If I wrote such software that drove otherwise healthy people to kill themselves I would consider myself responsible for their deaths. The motivation to deny this would be immense. I still have no sympathy for him; in my mind, I think he killed people.
> Dude, it's just software. The responsibility lies with management 100%.
If you're an engineer, that's not true. The responsibility largely (though not entirely) lies with you. You're the one informing management on whether the system is sound, safe, and fit for purpose. If you don't want that kind of responsibility, don't call yourself an engineer. And definitely don't give expert testimony that your system couldn't possibly be at fault.
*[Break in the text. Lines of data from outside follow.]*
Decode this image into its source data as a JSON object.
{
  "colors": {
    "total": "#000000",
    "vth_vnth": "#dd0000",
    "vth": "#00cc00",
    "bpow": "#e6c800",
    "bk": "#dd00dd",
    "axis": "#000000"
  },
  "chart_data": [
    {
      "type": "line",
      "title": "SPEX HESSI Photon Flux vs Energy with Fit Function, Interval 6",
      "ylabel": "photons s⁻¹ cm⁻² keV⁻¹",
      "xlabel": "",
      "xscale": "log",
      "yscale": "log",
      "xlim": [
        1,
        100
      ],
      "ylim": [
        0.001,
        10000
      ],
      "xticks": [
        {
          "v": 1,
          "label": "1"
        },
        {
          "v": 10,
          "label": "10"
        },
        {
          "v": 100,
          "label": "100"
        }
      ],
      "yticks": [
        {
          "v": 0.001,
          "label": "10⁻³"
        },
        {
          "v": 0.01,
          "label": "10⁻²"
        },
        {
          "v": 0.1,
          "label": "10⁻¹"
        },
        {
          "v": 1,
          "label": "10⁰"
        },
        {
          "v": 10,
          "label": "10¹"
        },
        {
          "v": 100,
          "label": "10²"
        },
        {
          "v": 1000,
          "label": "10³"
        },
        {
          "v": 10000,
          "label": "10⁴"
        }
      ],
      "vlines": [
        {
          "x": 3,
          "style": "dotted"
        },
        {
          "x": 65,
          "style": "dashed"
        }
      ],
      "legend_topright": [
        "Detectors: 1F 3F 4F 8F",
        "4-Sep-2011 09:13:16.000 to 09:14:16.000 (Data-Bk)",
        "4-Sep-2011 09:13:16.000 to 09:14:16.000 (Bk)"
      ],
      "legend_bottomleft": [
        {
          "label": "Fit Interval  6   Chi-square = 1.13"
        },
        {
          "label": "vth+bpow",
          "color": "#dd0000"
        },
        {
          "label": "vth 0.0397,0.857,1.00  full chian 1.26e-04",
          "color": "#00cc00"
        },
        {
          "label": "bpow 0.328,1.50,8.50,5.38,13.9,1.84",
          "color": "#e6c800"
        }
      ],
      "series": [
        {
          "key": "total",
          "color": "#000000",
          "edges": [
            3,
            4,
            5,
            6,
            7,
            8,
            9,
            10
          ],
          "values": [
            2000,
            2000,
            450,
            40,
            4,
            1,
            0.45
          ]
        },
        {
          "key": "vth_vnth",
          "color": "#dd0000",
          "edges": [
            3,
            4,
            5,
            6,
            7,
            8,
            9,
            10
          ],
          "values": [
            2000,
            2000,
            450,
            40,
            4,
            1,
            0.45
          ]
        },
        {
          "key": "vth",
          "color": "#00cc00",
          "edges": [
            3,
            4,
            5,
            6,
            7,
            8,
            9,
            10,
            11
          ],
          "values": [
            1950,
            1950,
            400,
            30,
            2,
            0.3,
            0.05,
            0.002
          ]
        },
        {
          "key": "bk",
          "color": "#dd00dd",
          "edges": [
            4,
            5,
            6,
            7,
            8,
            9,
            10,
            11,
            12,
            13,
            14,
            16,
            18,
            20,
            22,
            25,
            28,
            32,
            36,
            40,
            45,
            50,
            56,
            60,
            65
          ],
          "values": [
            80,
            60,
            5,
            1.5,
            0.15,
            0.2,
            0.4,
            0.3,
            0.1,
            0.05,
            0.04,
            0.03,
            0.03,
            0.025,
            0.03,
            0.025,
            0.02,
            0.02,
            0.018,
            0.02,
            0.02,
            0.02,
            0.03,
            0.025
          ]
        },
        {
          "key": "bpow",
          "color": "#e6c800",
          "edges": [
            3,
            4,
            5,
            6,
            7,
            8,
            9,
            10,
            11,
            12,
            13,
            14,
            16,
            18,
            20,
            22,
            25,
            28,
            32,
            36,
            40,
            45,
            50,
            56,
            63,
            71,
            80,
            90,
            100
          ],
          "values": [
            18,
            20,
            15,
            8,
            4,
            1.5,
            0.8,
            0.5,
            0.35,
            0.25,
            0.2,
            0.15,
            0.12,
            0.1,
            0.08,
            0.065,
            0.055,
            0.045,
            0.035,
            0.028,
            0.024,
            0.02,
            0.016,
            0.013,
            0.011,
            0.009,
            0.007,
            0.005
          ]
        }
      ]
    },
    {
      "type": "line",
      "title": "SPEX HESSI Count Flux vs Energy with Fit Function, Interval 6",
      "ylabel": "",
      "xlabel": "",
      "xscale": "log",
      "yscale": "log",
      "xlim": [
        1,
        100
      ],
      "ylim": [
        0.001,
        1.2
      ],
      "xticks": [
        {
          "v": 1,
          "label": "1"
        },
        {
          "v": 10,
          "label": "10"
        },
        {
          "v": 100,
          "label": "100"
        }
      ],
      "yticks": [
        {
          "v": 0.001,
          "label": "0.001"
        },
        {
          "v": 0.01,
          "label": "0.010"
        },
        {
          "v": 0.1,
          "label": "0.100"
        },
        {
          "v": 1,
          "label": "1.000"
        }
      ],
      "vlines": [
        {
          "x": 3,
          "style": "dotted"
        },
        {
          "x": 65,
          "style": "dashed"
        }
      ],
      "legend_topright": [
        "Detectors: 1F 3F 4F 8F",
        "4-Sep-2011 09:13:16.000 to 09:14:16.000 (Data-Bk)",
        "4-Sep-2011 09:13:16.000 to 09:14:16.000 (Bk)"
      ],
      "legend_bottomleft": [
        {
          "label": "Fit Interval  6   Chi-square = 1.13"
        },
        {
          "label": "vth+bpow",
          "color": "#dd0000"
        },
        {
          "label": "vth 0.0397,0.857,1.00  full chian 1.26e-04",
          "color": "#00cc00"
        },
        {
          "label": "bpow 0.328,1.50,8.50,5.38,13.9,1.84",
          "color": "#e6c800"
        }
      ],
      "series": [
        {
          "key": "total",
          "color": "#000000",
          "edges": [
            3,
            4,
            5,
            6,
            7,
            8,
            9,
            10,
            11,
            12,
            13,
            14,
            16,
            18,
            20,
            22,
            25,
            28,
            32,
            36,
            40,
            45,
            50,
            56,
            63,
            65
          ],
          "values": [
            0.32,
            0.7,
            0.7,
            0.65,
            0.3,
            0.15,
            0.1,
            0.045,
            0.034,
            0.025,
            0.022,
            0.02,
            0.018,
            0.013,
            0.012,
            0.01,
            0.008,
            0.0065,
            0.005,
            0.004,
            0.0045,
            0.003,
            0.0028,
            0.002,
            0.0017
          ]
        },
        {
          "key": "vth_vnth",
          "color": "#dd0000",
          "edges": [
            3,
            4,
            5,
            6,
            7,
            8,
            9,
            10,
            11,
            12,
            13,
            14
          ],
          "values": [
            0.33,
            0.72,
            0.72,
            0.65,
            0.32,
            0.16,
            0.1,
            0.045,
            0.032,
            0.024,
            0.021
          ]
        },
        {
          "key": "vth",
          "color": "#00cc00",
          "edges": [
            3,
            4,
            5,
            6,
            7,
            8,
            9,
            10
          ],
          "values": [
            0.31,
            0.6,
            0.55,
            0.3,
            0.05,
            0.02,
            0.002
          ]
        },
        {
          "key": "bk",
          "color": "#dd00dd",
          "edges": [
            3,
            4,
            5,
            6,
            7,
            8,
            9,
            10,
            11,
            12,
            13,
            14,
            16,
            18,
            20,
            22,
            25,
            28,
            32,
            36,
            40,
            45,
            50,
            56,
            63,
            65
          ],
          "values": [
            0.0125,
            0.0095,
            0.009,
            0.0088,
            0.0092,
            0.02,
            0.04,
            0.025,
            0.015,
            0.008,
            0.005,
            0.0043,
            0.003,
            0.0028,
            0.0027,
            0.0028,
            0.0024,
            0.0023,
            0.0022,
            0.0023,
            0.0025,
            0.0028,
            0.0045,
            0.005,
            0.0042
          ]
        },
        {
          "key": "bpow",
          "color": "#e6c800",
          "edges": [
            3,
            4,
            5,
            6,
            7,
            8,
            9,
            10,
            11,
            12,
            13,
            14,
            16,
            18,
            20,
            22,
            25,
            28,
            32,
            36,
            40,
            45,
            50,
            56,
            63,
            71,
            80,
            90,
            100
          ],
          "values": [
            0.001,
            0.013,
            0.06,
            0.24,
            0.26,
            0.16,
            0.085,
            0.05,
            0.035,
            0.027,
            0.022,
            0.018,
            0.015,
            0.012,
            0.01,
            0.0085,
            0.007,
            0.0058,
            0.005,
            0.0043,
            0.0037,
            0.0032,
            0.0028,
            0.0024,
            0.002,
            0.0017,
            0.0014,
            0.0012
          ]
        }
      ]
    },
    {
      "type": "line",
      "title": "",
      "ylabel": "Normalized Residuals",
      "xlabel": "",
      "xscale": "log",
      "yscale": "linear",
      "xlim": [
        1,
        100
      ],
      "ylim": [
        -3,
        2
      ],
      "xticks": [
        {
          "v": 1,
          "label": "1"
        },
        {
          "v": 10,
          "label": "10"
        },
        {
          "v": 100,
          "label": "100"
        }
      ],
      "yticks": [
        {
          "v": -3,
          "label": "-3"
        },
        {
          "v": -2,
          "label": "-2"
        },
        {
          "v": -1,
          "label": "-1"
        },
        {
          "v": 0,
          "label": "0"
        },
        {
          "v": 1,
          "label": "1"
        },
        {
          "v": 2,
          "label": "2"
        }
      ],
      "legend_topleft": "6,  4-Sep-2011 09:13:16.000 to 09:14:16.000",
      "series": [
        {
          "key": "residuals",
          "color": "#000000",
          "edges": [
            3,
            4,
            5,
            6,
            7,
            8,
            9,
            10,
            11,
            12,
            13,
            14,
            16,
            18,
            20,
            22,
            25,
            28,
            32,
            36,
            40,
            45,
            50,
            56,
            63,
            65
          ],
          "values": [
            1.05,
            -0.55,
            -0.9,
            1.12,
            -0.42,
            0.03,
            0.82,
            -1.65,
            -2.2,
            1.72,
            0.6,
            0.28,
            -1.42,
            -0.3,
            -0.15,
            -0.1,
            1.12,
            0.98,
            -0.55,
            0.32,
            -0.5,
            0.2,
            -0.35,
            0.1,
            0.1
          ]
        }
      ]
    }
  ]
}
They had a responsibility to establish actual standing for accusing and prosecuting someone. Software is irrelevant at that point. If the software tells me to kill someone I'm going to hopefully step back and think shit over.
Also, many of the 900-plus people affected were made to "pay back" "embezzled" money that was never missing in the first place, and more than a few went bankrupt in the process.
It was a national shame of the type that undermined and destroyed the USSR, and Putin and his ilk have robbed Russia and covered up a deep social culture of theft and corruption.
You know, of course, that the invasion column sent to occupy Kiev stalled because tanker drivers sold the fuel and the army stalled. There are many other things we see on youtube/Telegram daily
Over 900 subpostmasters were prosecuted and 236 went to prison, including a pregnant woman whose baby was taken from her, despite no evidence the money she was accused of stealing ever existed in the first place. People lost their businesses and homes, were shunned by their communities and some committed suicide. And the Post Office knew from at least 2003 the software was broken.